There ARE nine million bicycles in Beijing


Monday 8th January 2007

And we got two of them! Another good day today. We got the hotel to ring the ticket office and get a taxi to take us there – even the taxi driver got lost – it was a long way from where we’d been looking yesterday. Sid says the ‘author’ should admit here to having placed an x in the wrong spot on the map. We walked from there to The Friendship Store which was interesting and then visited the Silk Market and had some fun bargaining for just about everything. It was easy as we had no intention of buying anything as we can’t fit anything else in our luggage. The plan is to go to a post office on our last day in Shanghai with all our ‘cold weather clothes’. Apparently they pack them up in a sack for you and then sew the sack and we can post them home – or to Stephanie in our case. From the Silk Market we had decided we really wanted to do the only other thing we’d planned for Beijing but hadn’t yet done – ride bicycles around the Hutongs – the narrow streets of old Beijing. We decided to go to the Hyatt Grand Hotel where we’d had coffee yesterday. We’d learnt in San Francisco that the top class hotels seem to have Concierges who can get you anything you want, even if you’re not staying there. And they came up trumps, arranged for bikes to be delivered for us. We had such fun riding the bikes around the main streets around Tianenman Square to start with – all the Chinese were laughing and pointing at us. It’s very rare for Westerners to ride bikes.

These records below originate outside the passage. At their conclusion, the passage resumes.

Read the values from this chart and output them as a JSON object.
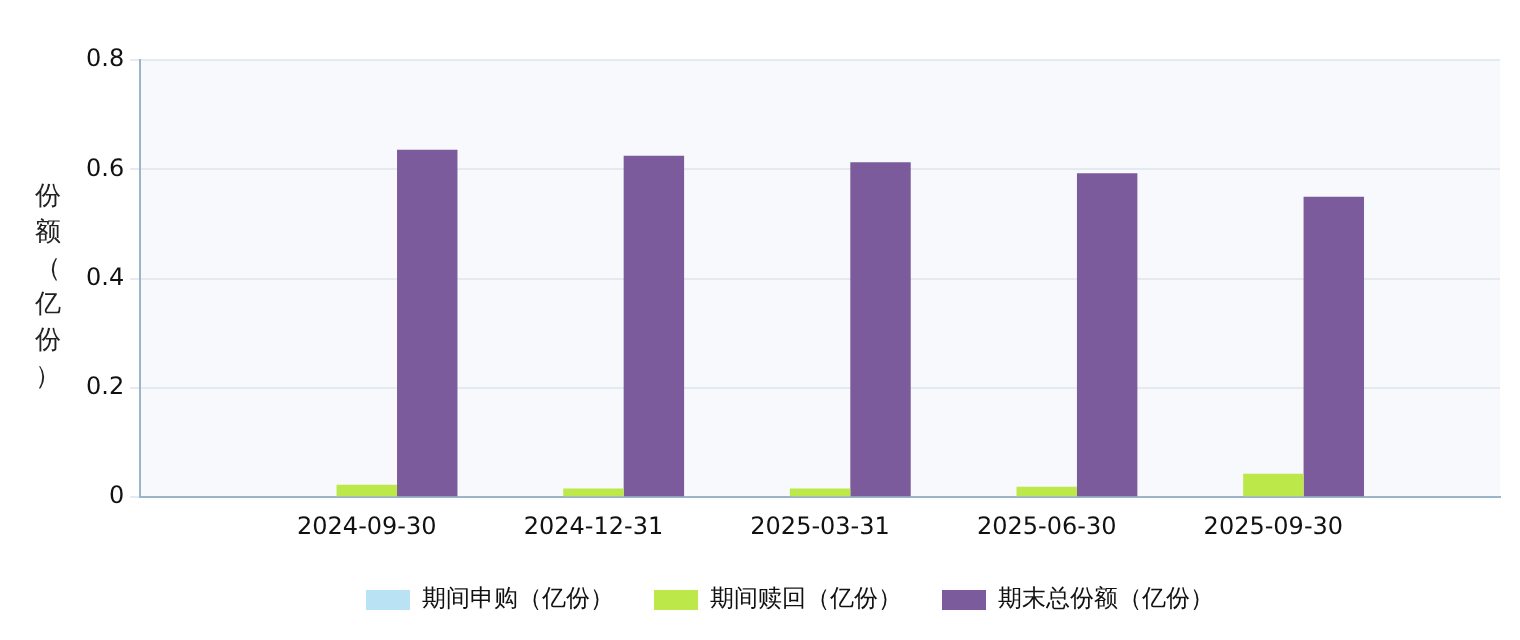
{
  "chart_data": {
    "type": "bar",
    "ylabel": "份额（亿份）",
    "categories": [
      "2024-09-30",
      "2024-12-31",
      "2025-03-31",
      "2025-06-30",
      "2025-09-30"
    ],
    "series": [
      {
        "name": "期间申购（亿份）",
        "color": "#b9e3f5",
        "values": [
          null,
          null,
          null,
          null,
          null
        ]
      },
      {
        "name": "期间赎回（亿份）",
        "color": "#bde84a",
        "values": [
          0.023,
          0.016,
          0.016,
          0.019,
          0.043
        ]
      },
      {
        "name": "期末总份额（亿份）",
        "color": "#7b5b9b",
        "values": [
          0.636,
          0.625,
          0.613,
          0.593,
          0.55
        ]
      }
    ],
    "ylim": [
      0,
      0.8
    ],
    "yticks": [
      0,
      0.2,
      0.4,
      0.6,
      0.8
    ],
    "grid": "y",
    "legend": "bottom"
  }
}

We then went off to the Hutongs which were a fascinating insight into life for the real Chinese, outside the major hotels and business areas of the new city.


We’re now on the overnight train to Xi’an, as I write this. Must give a mention to last night’s Beijing roast duck at the Quanjude restaurant – the oldest in Beijing serving duck – in fact, we got a certificate to say that ours was no. 330686 since opening. As Sid says, thank God they never named them. I say, apologies to Donald and Daffy (deceased!). Wow, tasted wonderful though and the walls were full of pictures of premiers, diplomats and despots from around the world who had eaten there over the years.

Back to the train. Very comfortable, four berth – bought it out for ourselves so we don’t have to sleep with strangers. Beds and linen look great. Will report on sleepability tomorrow.